HR 20 december 2013, ECLI:NL:HR:2013:2046 (Staat/X)
Indien het openbaar ministerie een geldboete tracht te verhalen door beslaglegging (op grond van een dwangbevel), kan vanaf de aanvang van de tenuitvoerlegging – dus: na betekening van het dwangbevel (en niet eerst na beslaglegging) – verzet worden gedaan op grond van art. 575 lid 3 Sv. Deze verzetprocedure betreft een met voldoende waarborgen omklede rechtsgang, die in de weg staat aan een vordering bij de burgerlijke rechter.
X is strafrechtelijk veroordeeld tot betaling van een geldboete van € 20.000. In het kader van de tenuitvoerlegging van deze straf heeft het openbaar ministerie op de voet van art. 575 lid 1 Sv ten laste van X een dwangbevel uitgevaardigd. Vervolgens heeft het openbaar ministerie met dit dwangbevel executoriaal derdenbeslag laten leggen onder de bankrekening van X (art. 575 lid 2 Sv jo. 475 Rv).
X heeft in de onderhavige (civiele) kortgedingprocedure (i) veroordeling van de Staat gevorderd om het beslag op de bankrekening op te heffen en (ii) een verbod gevorderd om (in de toekomst) opnieuw op deze rekening beslag te leggen. Het hof heeft X niet-ontvankelijk verklaard in zijn vorderingen. Daartoe heeft het overwogen dat X ingevolge art. 575 lid 3 Sv (en art. 576 lid 6 Sv) verzet had kunnen doen tegen de tenuitvoerlegging, waarmee voor hem een met voldoende waarborgen omklede rechtsgang heeft opengestaan om zijn bezwaren tegen de beslaglegging ter beoordeling aan de (straf)rechter voor te leggen. Bij de civiele rechter kan hij daarom niet terecht.

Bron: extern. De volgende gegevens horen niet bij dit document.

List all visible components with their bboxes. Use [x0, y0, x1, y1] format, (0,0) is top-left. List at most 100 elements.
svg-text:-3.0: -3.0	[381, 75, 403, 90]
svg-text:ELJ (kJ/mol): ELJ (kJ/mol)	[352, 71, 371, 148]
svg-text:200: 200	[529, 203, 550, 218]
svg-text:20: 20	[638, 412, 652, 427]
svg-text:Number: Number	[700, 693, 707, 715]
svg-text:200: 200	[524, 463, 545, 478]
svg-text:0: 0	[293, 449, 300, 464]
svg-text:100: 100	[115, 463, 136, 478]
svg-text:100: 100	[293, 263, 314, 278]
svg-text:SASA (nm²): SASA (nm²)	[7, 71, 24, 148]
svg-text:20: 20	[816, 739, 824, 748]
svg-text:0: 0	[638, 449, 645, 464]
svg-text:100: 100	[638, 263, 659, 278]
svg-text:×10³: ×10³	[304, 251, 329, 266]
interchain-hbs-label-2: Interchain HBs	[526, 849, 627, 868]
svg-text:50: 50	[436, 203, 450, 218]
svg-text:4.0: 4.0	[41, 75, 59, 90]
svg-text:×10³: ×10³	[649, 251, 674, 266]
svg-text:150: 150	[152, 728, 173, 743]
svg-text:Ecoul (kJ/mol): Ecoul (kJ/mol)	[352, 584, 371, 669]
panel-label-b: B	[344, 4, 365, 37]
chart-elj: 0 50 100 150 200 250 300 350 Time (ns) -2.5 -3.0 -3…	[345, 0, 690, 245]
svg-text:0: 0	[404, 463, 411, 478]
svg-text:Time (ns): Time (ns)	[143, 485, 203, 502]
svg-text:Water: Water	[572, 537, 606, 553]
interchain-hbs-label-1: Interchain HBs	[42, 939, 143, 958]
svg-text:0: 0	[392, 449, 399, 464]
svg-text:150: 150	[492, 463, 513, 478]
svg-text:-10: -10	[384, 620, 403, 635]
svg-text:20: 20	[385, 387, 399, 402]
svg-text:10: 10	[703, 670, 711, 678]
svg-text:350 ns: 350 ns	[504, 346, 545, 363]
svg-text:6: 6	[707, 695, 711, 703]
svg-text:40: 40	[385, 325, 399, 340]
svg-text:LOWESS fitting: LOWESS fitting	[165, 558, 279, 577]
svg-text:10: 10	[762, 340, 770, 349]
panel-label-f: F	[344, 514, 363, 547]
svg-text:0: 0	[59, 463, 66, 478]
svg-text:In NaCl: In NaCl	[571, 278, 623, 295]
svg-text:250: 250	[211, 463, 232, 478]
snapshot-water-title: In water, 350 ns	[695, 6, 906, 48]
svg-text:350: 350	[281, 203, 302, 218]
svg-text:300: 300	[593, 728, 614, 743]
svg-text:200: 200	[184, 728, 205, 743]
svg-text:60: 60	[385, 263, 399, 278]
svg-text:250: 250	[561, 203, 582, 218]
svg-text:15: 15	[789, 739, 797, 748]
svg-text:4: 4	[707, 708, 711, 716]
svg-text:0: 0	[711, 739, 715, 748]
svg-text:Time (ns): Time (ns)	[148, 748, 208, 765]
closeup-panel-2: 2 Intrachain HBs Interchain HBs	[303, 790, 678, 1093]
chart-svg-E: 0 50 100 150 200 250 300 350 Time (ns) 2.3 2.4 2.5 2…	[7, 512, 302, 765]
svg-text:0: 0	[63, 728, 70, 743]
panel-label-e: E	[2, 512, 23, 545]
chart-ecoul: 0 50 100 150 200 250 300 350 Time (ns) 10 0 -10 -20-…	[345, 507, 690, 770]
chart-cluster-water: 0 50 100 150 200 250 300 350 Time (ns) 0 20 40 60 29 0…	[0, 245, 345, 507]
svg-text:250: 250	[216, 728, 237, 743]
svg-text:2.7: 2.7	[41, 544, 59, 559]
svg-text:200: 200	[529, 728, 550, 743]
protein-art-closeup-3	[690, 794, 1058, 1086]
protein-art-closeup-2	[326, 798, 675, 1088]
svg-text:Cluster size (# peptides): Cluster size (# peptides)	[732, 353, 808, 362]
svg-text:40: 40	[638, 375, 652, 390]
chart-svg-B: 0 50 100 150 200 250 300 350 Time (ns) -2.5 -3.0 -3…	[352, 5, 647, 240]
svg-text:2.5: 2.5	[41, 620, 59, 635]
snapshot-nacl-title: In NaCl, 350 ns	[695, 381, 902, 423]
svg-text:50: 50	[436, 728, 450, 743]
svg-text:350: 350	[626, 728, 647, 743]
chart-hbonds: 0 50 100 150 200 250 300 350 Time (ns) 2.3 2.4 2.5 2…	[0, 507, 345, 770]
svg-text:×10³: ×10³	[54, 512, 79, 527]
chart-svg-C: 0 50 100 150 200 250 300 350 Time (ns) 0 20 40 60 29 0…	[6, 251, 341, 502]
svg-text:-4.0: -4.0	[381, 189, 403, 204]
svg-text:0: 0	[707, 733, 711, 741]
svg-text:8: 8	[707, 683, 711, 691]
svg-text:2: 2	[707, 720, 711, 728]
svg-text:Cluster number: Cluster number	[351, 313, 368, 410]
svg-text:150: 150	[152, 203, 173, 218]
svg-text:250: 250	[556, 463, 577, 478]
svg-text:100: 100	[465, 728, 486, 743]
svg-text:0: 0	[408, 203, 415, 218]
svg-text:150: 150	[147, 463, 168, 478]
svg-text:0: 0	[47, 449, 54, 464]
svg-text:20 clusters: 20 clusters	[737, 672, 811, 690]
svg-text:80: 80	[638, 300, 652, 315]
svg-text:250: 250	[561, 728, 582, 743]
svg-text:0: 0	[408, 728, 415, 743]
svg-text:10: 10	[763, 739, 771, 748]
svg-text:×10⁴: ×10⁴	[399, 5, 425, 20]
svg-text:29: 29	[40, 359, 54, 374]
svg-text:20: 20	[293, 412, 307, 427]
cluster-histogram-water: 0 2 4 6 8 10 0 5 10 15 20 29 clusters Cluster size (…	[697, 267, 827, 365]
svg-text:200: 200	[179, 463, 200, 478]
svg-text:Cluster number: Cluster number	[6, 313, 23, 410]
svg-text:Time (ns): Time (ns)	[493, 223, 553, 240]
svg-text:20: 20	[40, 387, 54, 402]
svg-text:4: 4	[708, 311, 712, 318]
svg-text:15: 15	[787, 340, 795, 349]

In cassatie wordt geklaagd dat het hof heeft miskend dat deze verzetmogelijkheid eerst kan worden benut indien beslag is gelegd (vgl. art. 575 lid 3, tweede volzin, Sv), maar dat daarmee niet een beslagverbod voor de toekomst (zoals hiervoor achter (ii) bedoeld) kan worden bewerkstelligd. De Hoge Raad verwerpt deze klacht en overweegt daartoe als volgt:
“Het verzet tegen de tenuitvoerlegging van het dwangbevel ingevolge art. 575 lid 3 Sv of tegen het verhaal ingevolge art. 576 lid 6 Sv kan vanaf de aanvang van de tenuitvoerlegging, respectievelijk het verhaal worden gedaan. De geëxecuteerde behoeft derhalve geen beslaglegging af te wachten, maar kan verzet doen zodra hij door de betekening van het dwangbevel of de kennisgeving van het verhaal kennis heeft gekregen van het voornemen tot tenuitvoerlegging van het dwangbevel of het verhaal. In het geval waarin het verzet gegrond wordt verklaard, en het Openbaar Ministerie nogmaals tot tenuitvoerlegging of verhaal overgaat, kan de geëxecuteerde desgewenst wederom ingevolge art. 575 lid 3 Sv of art. 576 lid 6 Sv daartegen verzet doen.”
Tevens oordeelt de Hoge Raad dat de door hem bedoelde verzetprocedure een met voldoende waarborgen omklede rechtsgang is, die in de weg staat aan de ontvankelijkheid van een vordering bij de burgerlijke rechter tot het opleggen van een verbod tot het leggen van beslag.
De Staat is in cassatie bijgestaan door Hans van Wijk en de auteur, en in feitelijke instanties door André ten Broeke en Wouter Limborgh.